Il pense toutefois que même si de nombreux sujets polémiques dont il a parlé dans l’émission étaient d’ores et déjà connus – comme les relations entretenues par Corbyn avec des antisémites variés – l’émission est devenue une forme de « totem » aux yeux de certains membres de l’extrême-gauche.

« Ces gens ont le sentiment que si on parvient à détruire l’émission, alors on pourra réécrire l’histoire et blanchir la réputation de Corbyn qui a, selon eux, essuyé des dégâts injustes, avec une Grande-Bretagne qui a été privée de son tout premier Premier ministre pro-palestinien », précise Ware.

Photo d’illustration : Des drapeaux palestiniens sont brandis par des délégués au cours d’un débat organisé au troisième jour de la conférence du Labour, à Liverpool, au Royaume-Uni, le 25 septembre 2018. (Crédit : AFP PHOTO / Oli SCARFF)

Et plutôt que de permettre à sa propre réputation d’être ternie, ensevelissant sous la boue la réalité antisémite du Labour placé sous l’autorité de Corbyn, Ware avait décidé de riposter.
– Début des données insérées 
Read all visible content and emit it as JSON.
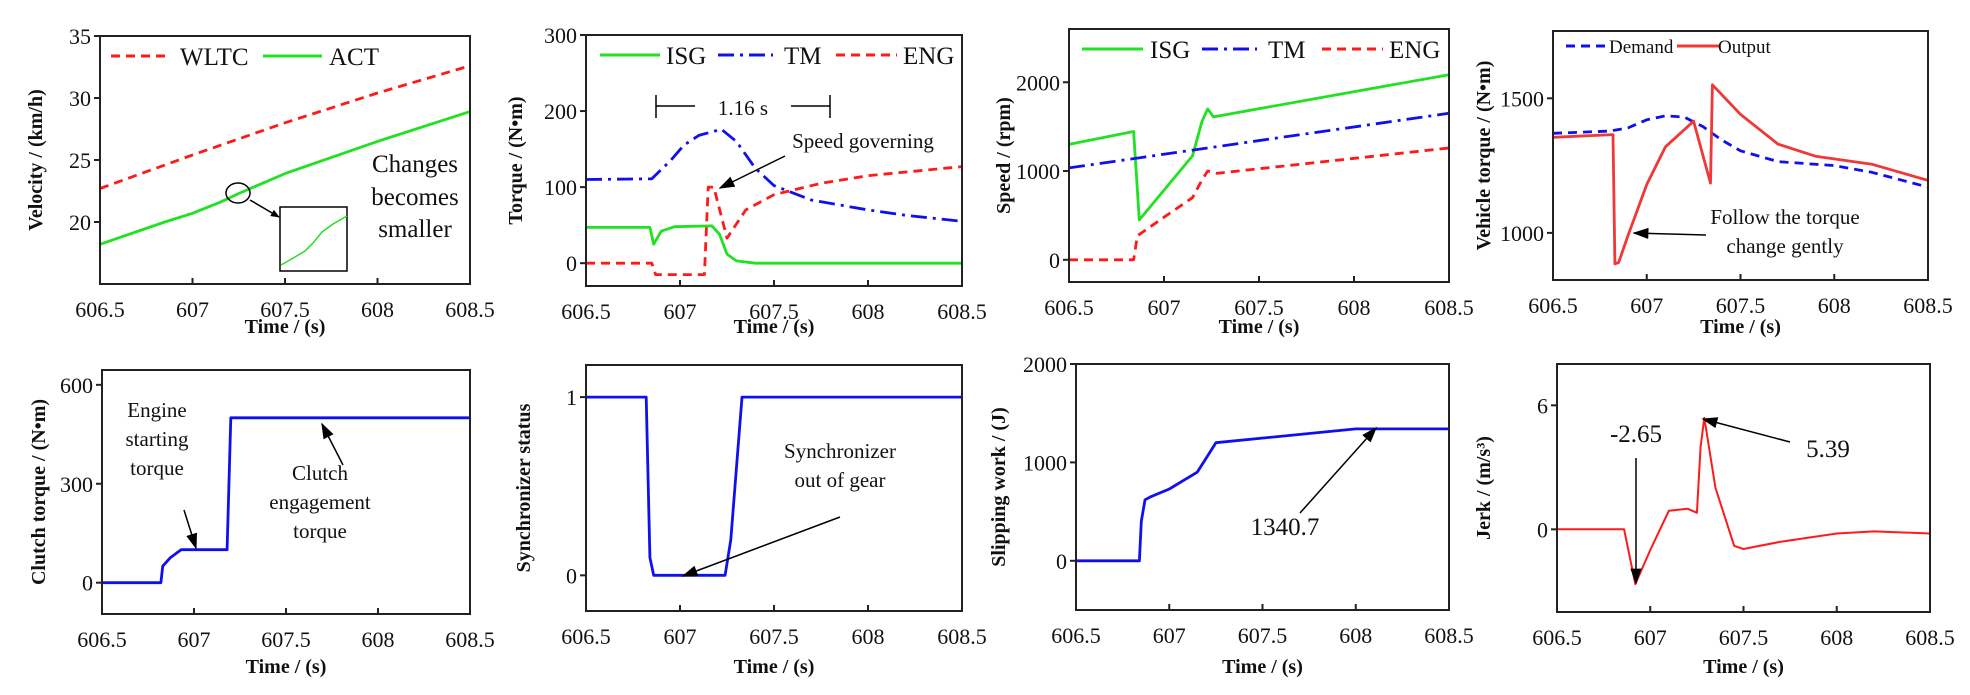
{
  "colors": {
    "red": "#ff1a1a",
    "green": "#22e022",
    "blue": "#1010ee",
    "output_red": "#f03838"
  },
  "chart_data": [
    {
      "type": "line",
      "id": "velocity",
      "xlabel": "Time / (s)",
      "ylabel": "Velocity / (km/h)",
      "xlim": [
        606.5,
        608.5
      ],
      "ylim": [
        15,
        35
      ],
      "xticks": [
        606.5,
        607,
        607.5,
        608,
        608.5
      ],
      "xtick_labels": [
        "606.5",
        "607",
        "607.5",
        "608",
        "608.5"
      ],
      "yticks": [
        20,
        25,
        30,
        35
      ],
      "ytick_labels": [
        "20",
        "25",
        "30",
        "35"
      ],
      "legend": "top-left",
      "series": [
        {
          "name": "WLTC",
          "color": "#ff1a1a",
          "style": "dashed",
          "points": [
            [
              606.5,
              22.7
            ],
            [
              607,
              25.4
            ],
            [
              607.5,
              28.0
            ],
            [
              608,
              30.4
            ],
            [
              608.5,
              32.6
            ]
          ]
        },
        {
          "name": "ACT",
          "color": "#22e022",
          "style": "solid",
          "points": [
            [
              606.5,
              18.2
            ],
            [
              606.85,
              20.0
            ],
            [
              607,
              20.7
            ],
            [
              607.15,
              21.6
            ],
            [
              607.25,
              22.3
            ],
            [
              607.5,
              23.9
            ],
            [
              608,
              26.5
            ],
            [
              608.5,
              28.9
            ]
          ]
        }
      ],
      "annotations": [
        "Changes",
        "becomes",
        "smaller"
      ]
    },
    {
      "type": "line",
      "id": "torque",
      "xlabel": "Time / (s)",
      "ylabel": "Torque / (N•m)",
      "xlim": [
        606.5,
        608.5
      ],
      "ylim": [
        -30,
        300
      ],
      "xticks": [
        606.5,
        607,
        607.5,
        608,
        608.5
      ],
      "xtick_labels": [
        "606.5",
        "607",
        "607.5",
        "608",
        "608.5"
      ],
      "yticks": [
        0,
        100,
        200,
        300
      ],
      "ytick_labels": [
        "0",
        "100",
        "200",
        "300"
      ],
      "legend": "top",
      "series": [
        {
          "name": "ISG",
          "color": "#22e022",
          "style": "solid",
          "points": [
            [
              606.5,
              47
            ],
            [
              606.84,
              47
            ],
            [
              606.86,
              25
            ],
            [
              606.9,
              42
            ],
            [
              606.97,
              48
            ],
            [
              607.17,
              49
            ],
            [
              607.21,
              38
            ],
            [
              607.25,
              12
            ],
            [
              607.3,
              3
            ],
            [
              607.4,
              0
            ],
            [
              608.5,
              0
            ]
          ]
        },
        {
          "name": "TM",
          "color": "#1010ee",
          "style": "dashdot",
          "points": [
            [
              606.5,
              110
            ],
            [
              606.85,
              111
            ],
            [
              606.95,
              135
            ],
            [
              607.02,
              155
            ],
            [
              607.1,
              168
            ],
            [
              607.22,
              176
            ],
            [
              607.3,
              160
            ],
            [
              607.4,
              125
            ],
            [
              607.5,
              102
            ],
            [
              607.7,
              83
            ],
            [
              608,
              70
            ],
            [
              608.2,
              63
            ],
            [
              608.5,
              55
            ]
          ]
        },
        {
          "name": "ENG",
          "color": "#ff1a1a",
          "style": "dashed",
          "points": [
            [
              606.5,
              0
            ],
            [
              606.85,
              0
            ],
            [
              606.87,
              -15
            ],
            [
              607.13,
              -15
            ],
            [
              607.15,
              100
            ],
            [
              607.18,
              100
            ],
            [
              607.25,
              33
            ],
            [
              607.35,
              70
            ],
            [
              607.5,
              90
            ],
            [
              607.75,
              105
            ],
            [
              608,
              115
            ],
            [
              608.5,
              127
            ]
          ]
        }
      ],
      "annotations": [
        "1.16 s",
        "Speed governing"
      ]
    },
    {
      "type": "line",
      "id": "speed",
      "xlabel": "Time / (s)",
      "ylabel": "Speed / (rpm)",
      "xlim": [
        606.5,
        608.5
      ],
      "ylim": [
        -250,
        2600
      ],
      "xticks": [
        606.5,
        607,
        607.5,
        608,
        608.5
      ],
      "xtick_labels": [
        "606.5",
        "607",
        "607.5",
        "608",
        "608.5"
      ],
      "yticks": [
        0,
        1000,
        2000
      ],
      "ytick_labels": [
        "0",
        "1000",
        "2000"
      ],
      "legend": "top",
      "series": [
        {
          "name": "ISG",
          "color": "#22e022",
          "style": "solid",
          "points": [
            [
              606.5,
              1300
            ],
            [
              606.84,
              1445
            ],
            [
              606.87,
              450
            ],
            [
              607.15,
              1170
            ],
            [
              607.2,
              1560
            ],
            [
              607.23,
              1700
            ],
            [
              607.26,
              1610
            ],
            [
              608.5,
              2085
            ]
          ]
        },
        {
          "name": "TM",
          "color": "#1010ee",
          "style": "dashdot",
          "points": [
            [
              606.5,
              1035
            ],
            [
              608.5,
              1650
            ]
          ]
        },
        {
          "name": "ENG",
          "color": "#ff1a1a",
          "style": "dashed",
          "points": [
            [
              606.5,
              0
            ],
            [
              606.84,
              0
            ],
            [
              606.86,
              270
            ],
            [
              607.0,
              480
            ],
            [
              607.15,
              700
            ],
            [
              607.2,
              900
            ],
            [
              607.23,
              1000
            ],
            [
              607.28,
              975
            ],
            [
              608.5,
              1260
            ]
          ]
        }
      ],
      "annotations": []
    },
    {
      "type": "line",
      "id": "vehicle-torque",
      "xlabel": "Time / (s)",
      "ylabel": "Vehicle torque / (N•m)",
      "xlim": [
        606.5,
        608.5
      ],
      "ylim": [
        825,
        1750
      ],
      "xticks": [
        606.5,
        607,
        607.5,
        608,
        608.5
      ],
      "xtick_labels": [
        "606.5",
        "607",
        "607.5",
        "608",
        "608.5"
      ],
      "yticks": [
        1000,
        1500
      ],
      "ytick_labels": [
        "1000",
        "1500"
      ],
      "legend": "top-left",
      "series": [
        {
          "name": "Demand",
          "color": "#1010ee",
          "style": "dashed",
          "points": [
            [
              606.5,
              1370
            ],
            [
              606.8,
              1378
            ],
            [
              606.9,
              1390
            ],
            [
              607.0,
              1420
            ],
            [
              607.1,
              1435
            ],
            [
              607.2,
              1430
            ],
            [
              607.3,
              1395
            ],
            [
              607.4,
              1345
            ],
            [
              607.5,
              1305
            ],
            [
              607.7,
              1265
            ],
            [
              608,
              1250
            ],
            [
              608.2,
              1225
            ],
            [
              608.5,
              1170
            ]
          ]
        },
        {
          "name": "Output",
          "color": "#f03838",
          "style": "solid",
          "points": [
            [
              606.5,
              1355
            ],
            [
              606.82,
              1365
            ],
            [
              606.83,
              885
            ],
            [
              606.85,
              890
            ],
            [
              606.9,
              990
            ],
            [
              607.0,
              1180
            ],
            [
              607.1,
              1320
            ],
            [
              607.25,
              1415
            ],
            [
              607.34,
              1185
            ],
            [
              607.35,
              1550
            ],
            [
              607.5,
              1440
            ],
            [
              607.7,
              1330
            ],
            [
              607.9,
              1285
            ],
            [
              608.2,
              1255
            ],
            [
              608.5,
              1195
            ]
          ]
        }
      ],
      "annotations": [
        "Follow the torque",
        "change gently"
      ]
    },
    {
      "type": "line",
      "id": "clutch-torque",
      "xlabel": "Time / (s)",
      "ylabel": "Clutch torque / (N•m)",
      "xlim": [
        606.5,
        608.5
      ],
      "ylim": [
        -95,
        645
      ],
      "xticks": [
        606.5,
        607,
        607.5,
        608,
        608.5
      ],
      "xtick_labels": [
        "606.5",
        "607",
        "607.5",
        "608",
        "608.5"
      ],
      "yticks": [
        0,
        300,
        600
      ],
      "ytick_labels": [
        "0",
        "300",
        "600"
      ],
      "series": [
        {
          "name": "Clutch torque",
          "color": "#1010ee",
          "style": "solid",
          "points": [
            [
              606.5,
              0
            ],
            [
              606.82,
              0
            ],
            [
              606.83,
              50
            ],
            [
              606.87,
              75
            ],
            [
              606.93,
              100
            ],
            [
              607.18,
              100
            ],
            [
              607.2,
              500
            ],
            [
              608.5,
              500
            ]
          ]
        }
      ],
      "annotations": [
        "Engine",
        "starting",
        "torque",
        "Clutch",
        "engagement",
        "torque"
      ]
    },
    {
      "type": "line",
      "id": "synchronizer",
      "xlabel": "Time / (s)",
      "ylabel": "Synchronizer status",
      "xlim": [
        606.5,
        608.5
      ],
      "ylim": [
        -0.2,
        1.18
      ],
      "xticks": [
        606.5,
        607,
        607.5,
        608,
        608.5
      ],
      "xtick_labels": [
        "606.5",
        "607",
        "607.5",
        "608",
        "608.5"
      ],
      "yticks": [
        0,
        1
      ],
      "ytick_labels": [
        "0",
        "1"
      ],
      "series": [
        {
          "name": "Synchronizer status",
          "color": "#1010ee",
          "style": "solid",
          "points": [
            [
              606.5,
              1
            ],
            [
              606.82,
              1
            ],
            [
              606.84,
              0.1
            ],
            [
              606.86,
              0
            ],
            [
              607.24,
              0
            ],
            [
              607.27,
              0.2
            ],
            [
              607.33,
              1
            ],
            [
              608.5,
              1
            ]
          ]
        }
      ],
      "annotations": [
        "Synchronizer",
        "out of gear"
      ]
    },
    {
      "type": "line",
      "id": "slipping-work",
      "xlabel": "Time / (s)",
      "ylabel": "Slipping work / (J)",
      "xlim": [
        606.5,
        608.5
      ],
      "ylim": [
        -500,
        2000
      ],
      "xticks": [
        606.5,
        607,
        607.5,
        608,
        608.5
      ],
      "xtick_labels": [
        "606.5",
        "607",
        "607.5",
        "608",
        "608.5"
      ],
      "yticks": [
        0,
        1000,
        2000
      ],
      "ytick_labels": [
        "0",
        "1000",
        "2000"
      ],
      "series": [
        {
          "name": "Slipping work",
          "color": "#1010ee",
          "style": "solid",
          "points": [
            [
              606.5,
              0
            ],
            [
              606.84,
              0
            ],
            [
              606.85,
              400
            ],
            [
              606.87,
              620
            ],
            [
              606.9,
              650
            ],
            [
              607.0,
              730
            ],
            [
              607.15,
              900
            ],
            [
              607.2,
              1050
            ],
            [
              607.25,
              1200
            ],
            [
              608.0,
              1340
            ],
            [
              608.5,
              1340.7
            ]
          ]
        }
      ],
      "annotations": [
        "1340.7"
      ]
    },
    {
      "type": "line",
      "id": "jerk",
      "xlabel": "Time / (s)",
      "ylabel": "Jerk / (m/s³)",
      "xlim": [
        606.5,
        608.5
      ],
      "ylim": [
        -4,
        8
      ],
      "xticks": [
        606.5,
        607,
        607.5,
        608,
        608.5
      ],
      "xtick_labels": [
        "606.5",
        "607",
        "607.5",
        "608",
        "608.5"
      ],
      "yticks": [
        0,
        6
      ],
      "ytick_labels": [
        "0",
        "6"
      ],
      "series": [
        {
          "name": "Jerk",
          "color": "#ff1a1a",
          "style": "solid",
          "points": [
            [
              606.5,
              0
            ],
            [
              606.86,
              0
            ],
            [
              606.92,
              -2.65
            ],
            [
              607.0,
              -1
            ],
            [
              607.1,
              0.9
            ],
            [
              607.2,
              1.0
            ],
            [
              607.25,
              0.8
            ],
            [
              607.27,
              4
            ],
            [
              607.29,
              5.39
            ],
            [
              607.35,
              2
            ],
            [
              607.45,
              -0.8
            ],
            [
              607.5,
              -0.95
            ],
            [
              607.7,
              -0.6
            ],
            [
              608,
              -0.2
            ],
            [
              608.2,
              -0.1
            ],
            [
              608.5,
              -0.2
            ]
          ]
        }
      ],
      "annotations": [
        "-2.65",
        "5.39"
      ]
    }
  ]
}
Sa première plainte pour diffamation – déposée contre le parti Travailliste – avait été tranchée peu après l’arrivée de Keir Starmer à la tête de la formation. Cette dernière avait présenté des excuses « sans la moindre réserve » pour les déclarations faites sur le journaliste et sur les lanceurs d’alerte au moment de la diffusion de l’émission, et elle avait convenu de verser une somme substantielle en dommages et intérêts. Les avocats de Ware estiment que si des journalistes ont pu, dans le passé, traduire devant la justice des politiciens qui les avaient diffamés, cela avait été la première fois qu’un parti politique dans son ensemble avait fait l’objet d’une telle plainte.

« Je n’ai rien à voir avec l’extrême-droite, de près ou de loin. Ces gens sont répugnants, ils sont détestables. »

Ware explique avoir réagi avec « fureur » lorsqu’il avait été accusé d’être proche de « l’extrême-droite » et d’être « raciste ». Ce qui l’avait décidé à poursuivre JVL devant les tribunaux.

« J’ai fait des émissions sur l’extrême-droite », explique-t-il. « Et il s’avère que je n’ai voté pour les Conservateurs qu’une fois dans ma vie. Je vote à gauche. Je n’ai rien à voir avec l’extrême-droite, de près ou de loin. Ces gens sont répugnants, ils sont détestables ».

Et une fois encore, les juges lui ont donné raison. Wimborne-Idrissi et JVL ont présenté des excuses et ils ont admis que les accusations lancées à son encontre – des informations qu’ils avaient prélevées sur sa fiche Wikipedia qui avait été délibérément modifiée deux ou trois jours avant la diffusion de l’émission – étaient mensongères.

Naomi Wimborne-Idrissi prend la parole lors de la conférence du Labour 2017. (Crédit : YouTube)

Enfin, au mois de novembre dernier, Paddy French, du site Press Gang, a été condamné à lui verser des dommages et intérêts.

Il rejette l’idée d’avoir violé la convention déterminant qu’un journaliste ne poursuit pas en justice l’un de ses pairs lorsqu’il a porté plainte contre le site internet.

« Je n’ai pas hésité, pas une seconde », répond-il. « Je pense que la majorité de mes collègues comprennent très bien que le monde a changé de manière spectaculaire. C’est la chasse ouverte sur les réseaux sociaux. Bien sûr, on peut tendre l’autre joue – ou alors on peut réagir. En ce qui me concerne, je me suis dit que je ne tolérerai pas ça ».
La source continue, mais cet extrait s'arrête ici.